L'IPBES a bien mis en évidence que tous les autres services diminuent et, même si nous parvenons à maintenir encore les services de production, nous constatons déjà une baisse des rendements mondiaux de 10 % sur les productions agricoles. Si la trajectoire continue, nous arriverions à une baisse de 50 % du rendement des productions agricoles. C'est donc à prendre en compte.

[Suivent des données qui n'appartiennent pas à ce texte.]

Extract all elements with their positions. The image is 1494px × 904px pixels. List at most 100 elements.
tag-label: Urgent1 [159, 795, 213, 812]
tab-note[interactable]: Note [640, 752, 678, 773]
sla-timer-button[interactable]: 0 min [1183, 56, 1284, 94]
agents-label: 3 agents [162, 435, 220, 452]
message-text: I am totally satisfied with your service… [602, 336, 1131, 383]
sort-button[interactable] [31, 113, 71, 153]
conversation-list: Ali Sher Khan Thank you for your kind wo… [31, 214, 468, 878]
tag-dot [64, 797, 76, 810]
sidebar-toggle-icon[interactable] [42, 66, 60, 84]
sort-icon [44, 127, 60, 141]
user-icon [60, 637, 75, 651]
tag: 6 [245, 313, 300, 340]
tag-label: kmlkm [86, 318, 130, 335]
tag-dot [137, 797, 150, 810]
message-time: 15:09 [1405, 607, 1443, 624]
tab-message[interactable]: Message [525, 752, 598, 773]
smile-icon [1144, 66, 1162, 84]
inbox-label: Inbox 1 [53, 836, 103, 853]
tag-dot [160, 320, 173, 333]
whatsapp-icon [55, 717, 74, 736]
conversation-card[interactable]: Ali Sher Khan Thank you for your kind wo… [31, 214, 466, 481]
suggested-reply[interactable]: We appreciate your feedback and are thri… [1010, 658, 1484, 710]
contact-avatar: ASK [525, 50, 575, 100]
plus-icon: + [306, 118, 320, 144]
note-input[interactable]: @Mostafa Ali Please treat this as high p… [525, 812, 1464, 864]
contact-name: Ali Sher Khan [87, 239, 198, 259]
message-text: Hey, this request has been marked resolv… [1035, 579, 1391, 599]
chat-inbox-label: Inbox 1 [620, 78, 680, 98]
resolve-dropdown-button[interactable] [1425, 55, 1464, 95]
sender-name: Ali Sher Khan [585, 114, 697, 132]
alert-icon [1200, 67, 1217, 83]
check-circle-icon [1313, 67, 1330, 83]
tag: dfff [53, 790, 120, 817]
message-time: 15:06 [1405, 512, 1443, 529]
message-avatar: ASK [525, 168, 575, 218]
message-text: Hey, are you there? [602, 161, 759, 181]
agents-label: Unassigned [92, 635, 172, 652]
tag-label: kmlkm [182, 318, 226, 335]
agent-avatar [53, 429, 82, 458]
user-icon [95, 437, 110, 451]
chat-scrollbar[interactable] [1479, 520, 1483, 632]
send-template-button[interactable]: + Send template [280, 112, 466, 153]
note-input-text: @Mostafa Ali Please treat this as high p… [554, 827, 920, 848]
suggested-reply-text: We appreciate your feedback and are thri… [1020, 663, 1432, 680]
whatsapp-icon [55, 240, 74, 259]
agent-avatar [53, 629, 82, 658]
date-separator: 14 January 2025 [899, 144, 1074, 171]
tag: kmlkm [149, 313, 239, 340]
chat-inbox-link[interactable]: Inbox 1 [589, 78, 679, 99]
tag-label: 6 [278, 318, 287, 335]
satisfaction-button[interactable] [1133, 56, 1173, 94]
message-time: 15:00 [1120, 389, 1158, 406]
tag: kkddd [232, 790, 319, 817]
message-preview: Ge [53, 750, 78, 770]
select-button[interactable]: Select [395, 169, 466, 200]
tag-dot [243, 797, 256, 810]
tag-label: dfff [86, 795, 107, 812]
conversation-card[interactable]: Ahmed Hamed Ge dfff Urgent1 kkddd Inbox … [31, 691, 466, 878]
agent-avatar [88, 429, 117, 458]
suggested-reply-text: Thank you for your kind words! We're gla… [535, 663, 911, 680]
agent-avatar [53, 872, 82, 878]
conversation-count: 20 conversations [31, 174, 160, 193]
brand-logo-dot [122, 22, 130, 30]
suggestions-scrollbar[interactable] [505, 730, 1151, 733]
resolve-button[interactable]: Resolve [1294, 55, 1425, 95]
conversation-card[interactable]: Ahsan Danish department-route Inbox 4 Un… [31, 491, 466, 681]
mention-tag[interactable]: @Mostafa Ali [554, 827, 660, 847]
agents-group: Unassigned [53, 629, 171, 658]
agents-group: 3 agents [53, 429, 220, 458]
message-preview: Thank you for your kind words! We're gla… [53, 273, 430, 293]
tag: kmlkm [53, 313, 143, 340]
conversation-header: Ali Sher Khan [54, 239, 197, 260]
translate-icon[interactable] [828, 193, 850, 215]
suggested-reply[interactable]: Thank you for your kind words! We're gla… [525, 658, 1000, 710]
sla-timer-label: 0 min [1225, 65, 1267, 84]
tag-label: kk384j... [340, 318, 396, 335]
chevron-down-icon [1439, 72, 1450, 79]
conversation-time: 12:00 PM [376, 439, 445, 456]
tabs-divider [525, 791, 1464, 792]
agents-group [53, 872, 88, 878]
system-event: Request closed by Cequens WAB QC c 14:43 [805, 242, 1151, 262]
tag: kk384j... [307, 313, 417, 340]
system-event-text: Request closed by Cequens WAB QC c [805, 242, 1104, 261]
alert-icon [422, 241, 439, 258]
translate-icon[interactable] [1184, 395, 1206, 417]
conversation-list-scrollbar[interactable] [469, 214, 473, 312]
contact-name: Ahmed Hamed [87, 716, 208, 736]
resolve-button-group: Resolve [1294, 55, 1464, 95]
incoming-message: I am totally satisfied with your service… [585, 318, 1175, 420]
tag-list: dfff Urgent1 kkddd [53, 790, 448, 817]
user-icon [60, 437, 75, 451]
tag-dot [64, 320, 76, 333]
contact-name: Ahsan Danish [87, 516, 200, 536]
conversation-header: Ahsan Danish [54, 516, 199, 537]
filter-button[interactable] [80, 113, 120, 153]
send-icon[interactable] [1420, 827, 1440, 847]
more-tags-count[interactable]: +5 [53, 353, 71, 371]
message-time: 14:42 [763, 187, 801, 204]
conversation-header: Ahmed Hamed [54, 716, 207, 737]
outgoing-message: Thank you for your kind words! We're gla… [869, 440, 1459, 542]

Le service de production agricole atteint un pic optimal lorsque le degré de nature, c'est-à-dire la proportion d'espaces sauvages, est de 30 % : lorsque les espaces sauvages autour des terres agricoles représentent 30 %, la production agricole est optimale. Augmenter encore le degré de nature réduit évidemment les terres agricoles et le service de production diminue. Augmenter la proportion de terres agricoles réduit aussi le service de production car les espèces adventices, les fleurs sauvages, les lisières avec la forêt soutiennent cette production agricole et le sol lui-même a besoin d'une certaine biodiversité sauvage. Artificialiser des espaces pour avoir plus de terres agricoles donne l'illusion de pouvoir produire plus de nourriture mais c'est faux : les rendements diminuent comme nous le constatons aujourd'hui.

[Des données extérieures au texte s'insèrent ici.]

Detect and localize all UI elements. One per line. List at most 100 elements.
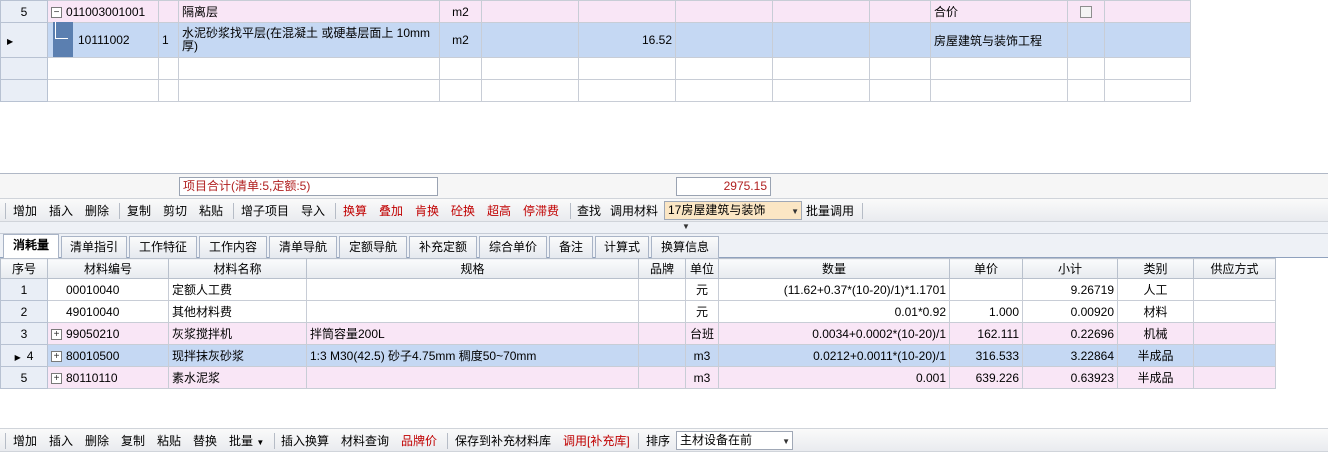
idx-cell	[158, 0, 179, 23]
spec-cell	[306, 366, 639, 389]
delete-material-button[interactable]: 删除	[85, 433, 109, 449]
material-name-cell: 现拌抹灰砂浆	[168, 344, 307, 367]
brand-cell	[638, 278, 686, 301]
col-header-no[interactable]: 序号	[0, 258, 48, 279]
import-button[interactable]: 导入	[301, 203, 325, 219]
empty-cell	[1104, 0, 1191, 23]
subtotal-cell: 0.63923	[1022, 366, 1118, 389]
call-material-button[interactable]: 调用材料	[610, 203, 658, 219]
tab-formula[interactable]: 计算式	[595, 236, 649, 258]
col-header-price[interactable]: 单价	[949, 258, 1023, 279]
collapse-arrow-icon[interactable]: ▼	[682, 222, 690, 231]
overlay-button[interactable]: 叠加	[379, 203, 403, 219]
qty-cell[interactable]: 0.001	[718, 366, 950, 389]
separator	[862, 203, 863, 219]
price-cell: 162.111	[949, 322, 1023, 345]
spec-cell: 拌筒容量200L	[306, 322, 639, 345]
tab-list-guide[interactable]: 清单指引	[61, 236, 127, 258]
expand-icon[interactable]: +	[51, 350, 62, 362]
paste-button[interactable]: 粘贴	[199, 203, 223, 219]
empty-cell	[675, 0, 773, 23]
copy-button[interactable]: 复制	[127, 203, 151, 219]
library-select[interactable]: 17房屋建筑与装饰 ▼	[664, 201, 802, 220]
find-button[interactable]: 查找	[577, 203, 601, 219]
empty-cell	[869, 57, 931, 80]
separator	[5, 433, 6, 449]
material-code-cell: +80110110	[47, 366, 169, 389]
subtotal-cell: 0.22696	[1022, 322, 1118, 345]
meat-replace-button[interactable]: 肯换	[415, 203, 439, 219]
insert-material-button[interactable]: 插入	[49, 433, 73, 449]
splitter-bar[interactable]: ▼	[0, 222, 1328, 234]
qty-cell[interactable]: 0.0034+0.0002*(10-20)/1	[718, 322, 950, 345]
collapse-icon[interactable]: −	[51, 6, 62, 18]
unit-cell: m3	[685, 366, 719, 389]
spec-cell: 1:3 M30(42.5) 砂子4.75mm 稠度50~70mm	[306, 344, 639, 367]
height-button[interactable]: 超高	[487, 203, 511, 219]
calc-button[interactable]: 换算	[343, 203, 367, 219]
sort-select[interactable]: 主材设备在前 ▼	[676, 431, 793, 450]
stall-fee-button[interactable]: 停滞费	[523, 203, 559, 219]
delete-button[interactable]: 删除	[85, 203, 109, 219]
tab-consumption[interactable]: 消耗量	[3, 234, 59, 259]
tab-list-nav[interactable]: 清单导航	[269, 236, 337, 258]
insert-button[interactable]: 插入	[49, 203, 73, 219]
insert-calc-button[interactable]: 插入换算	[281, 433, 329, 449]
concrete-replace-button[interactable]: 砼换	[451, 203, 475, 219]
col-header-code[interactable]: 材料编号	[47, 258, 169, 279]
material-row[interactable]: 1 00010040 定额人工费 元 (11.62+0.37*(10-20)/1…	[0, 278, 1276, 301]
tab-conversion-info[interactable]: 换算信息	[651, 236, 719, 258]
row-header	[0, 57, 48, 80]
tab-work-content[interactable]: 工作内容	[199, 236, 267, 258]
add-material-button[interactable]: 增加	[13, 433, 37, 449]
expand-icon[interactable]: +	[51, 328, 62, 340]
top-row-sub[interactable]: ▶ 10111002 1 水泥砂浆找平层(在混凝土 或硬基层面上 10mm 厚)…	[0, 22, 1191, 58]
top-row-5[interactable]: 5 −011003001001 隔离层 m2 合价	[0, 0, 1191, 23]
copy-material-button[interactable]: 复制	[121, 433, 145, 449]
material-name-cell: 定额人工费	[168, 278, 307, 301]
tab-quota-nav[interactable]: 定额导航	[339, 236, 407, 258]
tab-notes[interactable]: 备注	[549, 236, 593, 258]
material-row[interactable]: 5 +80110110 素水泥浆 m3 0.001 639.226 0.6392…	[0, 366, 1276, 389]
material-row[interactable]: 3 +99050210 灰浆搅拌机 拌筒容量200L 台班 0.0034+0.0…	[0, 322, 1276, 345]
col-header-unit[interactable]: 单位	[685, 258, 719, 279]
row-checkbox[interactable]	[1080, 6, 1092, 19]
row-number: 5	[0, 0, 48, 23]
empty-cell	[578, 57, 676, 80]
save-supp-button[interactable]: 保存到补充材料库	[455, 433, 551, 449]
col-header-qty[interactable]: 数量	[718, 258, 950, 279]
replace-material-button[interactable]: 替换	[193, 433, 217, 449]
add-subitem-button[interactable]: 增子项目	[241, 203, 289, 219]
col-header-brand[interactable]: 品牌	[638, 258, 686, 279]
col-header-name[interactable]: 材料名称	[168, 258, 307, 279]
batch-material-button[interactable]: 批量 ▼	[229, 433, 264, 449]
material-row[interactable]: 2 49010040 其他材料费 元 0.01*0.92 1.000 0.009…	[0, 300, 1276, 323]
supply-cell	[1193, 278, 1276, 301]
tab-work-feature[interactable]: 工作特征	[129, 236, 197, 258]
idx-cell: 1	[158, 22, 179, 58]
empty-row[interactable]	[0, 79, 1191, 102]
sort-select-value: 主材设备在前	[680, 433, 753, 447]
material-row-selected[interactable]: ▶ 4 +80010500 现拌抹灰砂浆 1:3 M30(42.5) 砂子4.75…	[0, 344, 1276, 367]
summary-bar: 项目合计(清单:5,定额:5) 2975.15	[0, 173, 1328, 198]
qty-cell[interactable]: (11.62+0.37*(10-20)/1)*1.1701	[718, 278, 950, 301]
col-header-spec[interactable]: 规格	[306, 258, 639, 279]
paste-material-button[interactable]: 粘贴	[157, 433, 181, 449]
call-supp-button[interactable]: 调用[补充库]	[563, 433, 630, 449]
col-header-subtotal[interactable]: 小计	[1022, 258, 1118, 279]
add-button[interactable]: 增加	[13, 203, 37, 219]
tab-unit-price[interactable]: 综合单价	[479, 236, 547, 258]
qty-cell[interactable]: 0.0212+0.0011*(10-20)/1	[718, 344, 950, 367]
type-cell: 半成品	[1117, 366, 1194, 389]
tab-supp-quota[interactable]: 补充定额	[409, 236, 477, 258]
col-header-supply[interactable]: 供应方式	[1193, 258, 1276, 279]
qty-cell[interactable]: 0.01*0.92	[718, 300, 950, 323]
cut-button[interactable]: 剪切	[163, 203, 187, 219]
row-number: 2	[0, 300, 48, 323]
material-query-button[interactable]: 材料查询	[341, 433, 389, 449]
batch-call-button[interactable]: 批量调用	[806, 203, 854, 219]
empty-row[interactable]	[0, 57, 1191, 80]
col-header-type[interactable]: 类别	[1117, 258, 1194, 279]
brand-price-button[interactable]: 品牌价	[401, 433, 437, 449]
expand-icon[interactable]: +	[51, 372, 62, 384]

Les travaux par exemple de Victor Cazalis et Michel Loreau, chercheurs du CNRS qui ont publié en 2018 des évolutions de la population humaine à l'échéance 2250, montrent que quatre trajectoires sont possibles. Deux d'entre elles amènent à l'extinction de l'espèce humaine, soit parce que nous aurons trop transformé les espaces sauvages en terres agricoles ce qui diminuera les services de régulation, augmentera trop la pollution et le changement climatique, soit inversement parce que nous n'aurons pas assez de terres agricoles ce qui provoquera une famine et le déclin de l'espèce humaine, avec une mortalité supérieure à la natalité. Les deux autres trajectoires permettent une durabilité mais l'une des deux, dans laquelle nous transformons trop d'espaces naturels en espaces agricoles, entraîne une famine chronique.

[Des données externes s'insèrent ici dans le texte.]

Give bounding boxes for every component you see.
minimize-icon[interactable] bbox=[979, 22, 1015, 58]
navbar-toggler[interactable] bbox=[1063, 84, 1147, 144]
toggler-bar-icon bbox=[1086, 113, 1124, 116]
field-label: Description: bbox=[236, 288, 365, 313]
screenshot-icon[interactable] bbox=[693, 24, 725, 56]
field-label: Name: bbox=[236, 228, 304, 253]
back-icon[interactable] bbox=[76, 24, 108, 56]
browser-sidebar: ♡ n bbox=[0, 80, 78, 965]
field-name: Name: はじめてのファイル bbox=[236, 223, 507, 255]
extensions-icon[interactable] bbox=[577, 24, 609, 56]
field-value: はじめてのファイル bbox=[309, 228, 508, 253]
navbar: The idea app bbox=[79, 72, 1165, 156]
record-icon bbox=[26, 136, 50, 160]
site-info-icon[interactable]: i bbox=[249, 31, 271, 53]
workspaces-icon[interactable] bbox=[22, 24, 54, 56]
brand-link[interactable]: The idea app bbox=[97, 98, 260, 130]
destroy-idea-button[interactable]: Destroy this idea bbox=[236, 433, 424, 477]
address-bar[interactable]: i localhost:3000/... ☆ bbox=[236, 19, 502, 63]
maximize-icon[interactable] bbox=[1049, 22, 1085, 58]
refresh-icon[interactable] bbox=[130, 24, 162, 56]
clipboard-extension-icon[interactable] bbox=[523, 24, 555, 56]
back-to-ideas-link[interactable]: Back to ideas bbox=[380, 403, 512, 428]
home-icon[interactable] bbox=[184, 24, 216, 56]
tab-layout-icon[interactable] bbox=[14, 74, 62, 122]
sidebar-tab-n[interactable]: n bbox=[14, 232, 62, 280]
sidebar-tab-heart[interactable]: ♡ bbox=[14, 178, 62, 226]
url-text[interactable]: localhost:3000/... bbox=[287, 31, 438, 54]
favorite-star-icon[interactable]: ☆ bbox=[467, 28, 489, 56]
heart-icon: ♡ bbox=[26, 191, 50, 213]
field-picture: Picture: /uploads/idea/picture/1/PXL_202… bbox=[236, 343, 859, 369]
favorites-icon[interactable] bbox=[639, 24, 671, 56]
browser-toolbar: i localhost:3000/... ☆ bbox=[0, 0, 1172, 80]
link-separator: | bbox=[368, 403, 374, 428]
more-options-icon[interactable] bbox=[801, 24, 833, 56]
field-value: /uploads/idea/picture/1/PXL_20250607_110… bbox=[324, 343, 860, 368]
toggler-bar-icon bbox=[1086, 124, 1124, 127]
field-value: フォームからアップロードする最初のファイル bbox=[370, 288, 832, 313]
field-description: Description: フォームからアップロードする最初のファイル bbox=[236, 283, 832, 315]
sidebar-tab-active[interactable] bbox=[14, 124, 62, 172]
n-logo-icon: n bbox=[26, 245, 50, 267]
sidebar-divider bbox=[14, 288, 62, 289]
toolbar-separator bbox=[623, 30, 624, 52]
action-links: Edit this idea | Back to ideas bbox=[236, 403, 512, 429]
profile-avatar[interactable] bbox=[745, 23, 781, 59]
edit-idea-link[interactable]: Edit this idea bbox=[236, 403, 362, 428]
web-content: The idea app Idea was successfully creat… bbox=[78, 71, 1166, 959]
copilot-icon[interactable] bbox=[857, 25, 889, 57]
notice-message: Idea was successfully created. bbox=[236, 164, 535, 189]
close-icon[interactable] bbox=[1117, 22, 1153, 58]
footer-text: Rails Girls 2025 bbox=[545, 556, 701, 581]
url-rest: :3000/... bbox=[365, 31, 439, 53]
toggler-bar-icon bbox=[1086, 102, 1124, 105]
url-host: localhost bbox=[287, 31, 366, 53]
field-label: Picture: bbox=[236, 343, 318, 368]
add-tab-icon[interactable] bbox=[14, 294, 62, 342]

D'après un travail de compilation scientifique fait à la FRB, nous avons depuis cinquante ans une augmentation des maladies, que ce soit dans les compartiments des humains, des animaux ou des végétaux. Dans le cas des hommes, ces maladies sont à 70 % des zoonoses. Dans le cas des animaux, ces maladies sont principalement dues à l'intensification de l'élevage et à la perte de diversité génétique. Dans le cas des plantes, il s'agit de problèmes d'augmentation de la résistance des insectes aux pesticides, d'augmentation des maladies fongiques et de maladies dues au changement climatique. Depuis soixante ans, nous comptons entre 300 et 400 nouvelles maladies – 2 à 5 par an – et la courbe est croissante.